Desde que leí, hace ya años, la autobiografía de Rita Levi-Montalcini (italiana, premio Nobel de Medicina y que en la actualidad tiene 102 años), llamada “Elogio de la imperfección” me convencí, de hecho siempre lo estuve, que el ser humano correcto, riguroso y ortodoxo no es más que un mediocre de ego soliviantado aunque contenido, o modosito, como dirían algunos.
El hombre correcto es ese señor sesudo que da cifras macroeconómicas o que aplica estrictamente lo que le enseñaron en su carrera universitaria, ya sea en medicina o en derecho o en lo que sea, y que de no resultar eficaz su metodología, lo único que entiende es que no “pudo ser” de otra forma, como si el destino solo tuviera un camino y de errar éste, todo lo demás resultase inocuo o improductivo.
La oficialidad está plagada de este prototipo, absolutamente seguro, debido a la rigidez de sus esquemas mentales, de que las cosas deben ser de una sola manera, y de no ser así, o no existen o se entra en el terreno peligroso de la arbitrariedad.

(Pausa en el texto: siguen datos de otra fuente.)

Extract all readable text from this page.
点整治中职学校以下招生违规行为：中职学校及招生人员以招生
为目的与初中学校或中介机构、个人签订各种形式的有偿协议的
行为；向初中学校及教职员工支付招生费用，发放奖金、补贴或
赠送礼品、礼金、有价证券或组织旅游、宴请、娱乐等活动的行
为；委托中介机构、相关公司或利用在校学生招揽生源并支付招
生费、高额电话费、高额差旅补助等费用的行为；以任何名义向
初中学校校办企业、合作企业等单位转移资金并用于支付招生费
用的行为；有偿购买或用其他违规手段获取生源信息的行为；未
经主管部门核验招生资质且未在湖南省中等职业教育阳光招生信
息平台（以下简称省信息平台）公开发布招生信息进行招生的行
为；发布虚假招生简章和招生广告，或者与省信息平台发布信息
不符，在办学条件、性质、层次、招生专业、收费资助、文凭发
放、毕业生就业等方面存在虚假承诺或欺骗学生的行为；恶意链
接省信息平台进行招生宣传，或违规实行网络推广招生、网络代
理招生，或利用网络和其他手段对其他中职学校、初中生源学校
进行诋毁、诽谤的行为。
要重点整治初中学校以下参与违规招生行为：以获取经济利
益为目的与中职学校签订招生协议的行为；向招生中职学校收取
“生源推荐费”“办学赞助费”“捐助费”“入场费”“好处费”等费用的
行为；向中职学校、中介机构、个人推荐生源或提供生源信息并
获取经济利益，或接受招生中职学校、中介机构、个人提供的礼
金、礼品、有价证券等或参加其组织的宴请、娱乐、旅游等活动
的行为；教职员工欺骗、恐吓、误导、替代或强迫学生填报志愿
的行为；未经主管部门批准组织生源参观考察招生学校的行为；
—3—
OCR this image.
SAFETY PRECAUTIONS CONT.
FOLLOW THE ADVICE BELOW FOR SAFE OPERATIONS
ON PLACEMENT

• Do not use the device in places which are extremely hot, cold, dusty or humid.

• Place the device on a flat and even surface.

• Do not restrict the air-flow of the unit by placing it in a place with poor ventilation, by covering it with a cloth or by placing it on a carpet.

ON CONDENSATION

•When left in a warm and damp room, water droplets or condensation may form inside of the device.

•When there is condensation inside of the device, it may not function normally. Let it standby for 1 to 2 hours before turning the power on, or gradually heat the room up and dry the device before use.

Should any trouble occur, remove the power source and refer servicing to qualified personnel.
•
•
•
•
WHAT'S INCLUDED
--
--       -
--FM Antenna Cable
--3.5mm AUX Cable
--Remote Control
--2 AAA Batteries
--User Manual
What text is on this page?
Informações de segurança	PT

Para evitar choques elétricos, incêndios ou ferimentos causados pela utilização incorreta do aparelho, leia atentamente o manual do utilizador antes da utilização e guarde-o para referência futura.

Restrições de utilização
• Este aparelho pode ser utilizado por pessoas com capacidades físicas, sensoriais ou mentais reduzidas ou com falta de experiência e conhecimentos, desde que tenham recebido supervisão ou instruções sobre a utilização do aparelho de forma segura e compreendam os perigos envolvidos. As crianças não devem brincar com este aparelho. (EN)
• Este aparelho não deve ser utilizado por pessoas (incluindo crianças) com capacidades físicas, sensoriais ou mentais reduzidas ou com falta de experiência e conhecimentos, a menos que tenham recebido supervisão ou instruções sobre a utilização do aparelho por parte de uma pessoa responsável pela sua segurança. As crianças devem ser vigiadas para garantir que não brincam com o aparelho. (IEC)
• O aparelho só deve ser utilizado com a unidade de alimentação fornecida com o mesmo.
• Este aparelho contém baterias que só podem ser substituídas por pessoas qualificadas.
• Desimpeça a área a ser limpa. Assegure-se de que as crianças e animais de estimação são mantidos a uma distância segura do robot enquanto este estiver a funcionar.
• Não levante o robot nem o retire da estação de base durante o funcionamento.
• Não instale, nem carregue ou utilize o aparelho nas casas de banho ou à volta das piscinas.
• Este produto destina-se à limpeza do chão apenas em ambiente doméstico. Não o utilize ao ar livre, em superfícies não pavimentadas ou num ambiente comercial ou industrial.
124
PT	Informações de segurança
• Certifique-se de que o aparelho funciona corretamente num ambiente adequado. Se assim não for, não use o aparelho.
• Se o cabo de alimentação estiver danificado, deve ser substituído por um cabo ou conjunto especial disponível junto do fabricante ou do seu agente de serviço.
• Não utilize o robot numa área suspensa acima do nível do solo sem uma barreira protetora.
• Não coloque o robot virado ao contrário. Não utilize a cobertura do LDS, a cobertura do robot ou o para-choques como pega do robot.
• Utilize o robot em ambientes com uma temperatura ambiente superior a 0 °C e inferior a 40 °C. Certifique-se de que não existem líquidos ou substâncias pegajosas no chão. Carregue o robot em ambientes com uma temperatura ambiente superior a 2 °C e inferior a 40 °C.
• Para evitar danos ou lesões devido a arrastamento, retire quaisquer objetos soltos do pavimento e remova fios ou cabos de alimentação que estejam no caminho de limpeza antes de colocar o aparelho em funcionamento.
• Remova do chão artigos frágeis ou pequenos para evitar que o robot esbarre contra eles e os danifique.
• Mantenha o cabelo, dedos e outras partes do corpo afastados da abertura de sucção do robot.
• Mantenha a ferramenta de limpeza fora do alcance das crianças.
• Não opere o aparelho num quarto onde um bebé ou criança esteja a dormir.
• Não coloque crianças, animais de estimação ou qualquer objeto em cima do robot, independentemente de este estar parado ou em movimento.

Pondré dos ejemplos tipo del mediocre inapelable, uno en el terreno económico y otro en el médico.
El primero es aquel que cree que solo funciona un tipo de modelo económico, y que todo debe hacerse según los cánones de ese modelo, aquí el dogmatismo normalmente estriba en los modelos capitalistas o marxistas, con todas sus variantes. La prueba fehaciente de lo maravillosos que son ambos modelos la da la historia y la realidad, ya sea porque mantiene a medio planeta en condiciones de miseria y hambruna, ya sea porque exige para ser sostenido de regímenes políticos dictatoriales.
El segundo es el médico. Es cierto que hay médicos con cierta flexibilidad cognitiva que pueden ver más allá de sus limitaciones organicistas (el día que la medicina supere el paradigma newtoniano-cartesiano y la física cuántica sea el modelo imperante se quedarán pasmados unos cuantos de estos apóstoles). Bien, hay muchos médicos que “condenan”, por ejemplo en psiquiatría, a cualquier paciente diagnosticado con una etiquetita patológica, no se la sacan ni con lejía. La tendencia a la “cronificación” de una persona que ha pasado por un estado de alteración mental está expandida masivamente. Y ya no digamos aquellos que programan el cerebro de un paciente con frases sobre el tiempo que le queda de vida. Utilizan su autoridad moral para grabar en el pensamiento un periodo de “autodestrucción” progresiva.
En relación a esto tuve, en una ocasión, la oportunidad de hablar con un investigador español, especializado en tumores cerebrales, de la Universidad de Oxford, y le hice la siguiente pregunta: “¿Es cierto que hay tumores avanzados que inician un proceso de remisión hasta desaparecer?” Su respuesta fue afirmativa y me confirmó que ese era un tema de investigación todavía muy sorprendente para muchos científicos. Pero este hombre tenía una mente abierta y entendía que hay factores no controlados que posibilitan un cambio de evolución de una enfermedad. Ya Borges en el poema de presentación del I Ching de Wilhelm escribió aquello de “el camino es recto como una flecha, pero entre las grietas está Dios que acecha”.
Y si no que se lo pregunten al arquitecto Norman Foster, que después de ser diagnosticado hace años de un cáncer de páncreas, está vivo, sano, fuerte, activo y practicando ciclismo y esquí de fondo.
Con todo esto quiero decir que el tonto solemne, el ortodoxo limitado, el incapacitado para ver más allá de lo “existente” es un prototipo muy abundante, y que además tiene la habilidad suficiente para situarse en lugares de renombre, puesto que dominan la norma y la norma les hace de escalerita hacia puestos de cierta envergadura.
Y todo esto no sirve más que para mantener el “status quo” de una sociedad que no solo debería empezar a cambiar de modelo político y económico sino de paradigma científico, pero claro hay tanto funcionario de la inteligencia y tanta subvención a repartir, que crudo lo tenemos.
Por eso los “indignados” como dije en el artículo anterior no me motivan nada, porque aunque sus reivindicaciones sean justas, sus planteamientos son decimonónicos, y así no vamos a ninguna parte.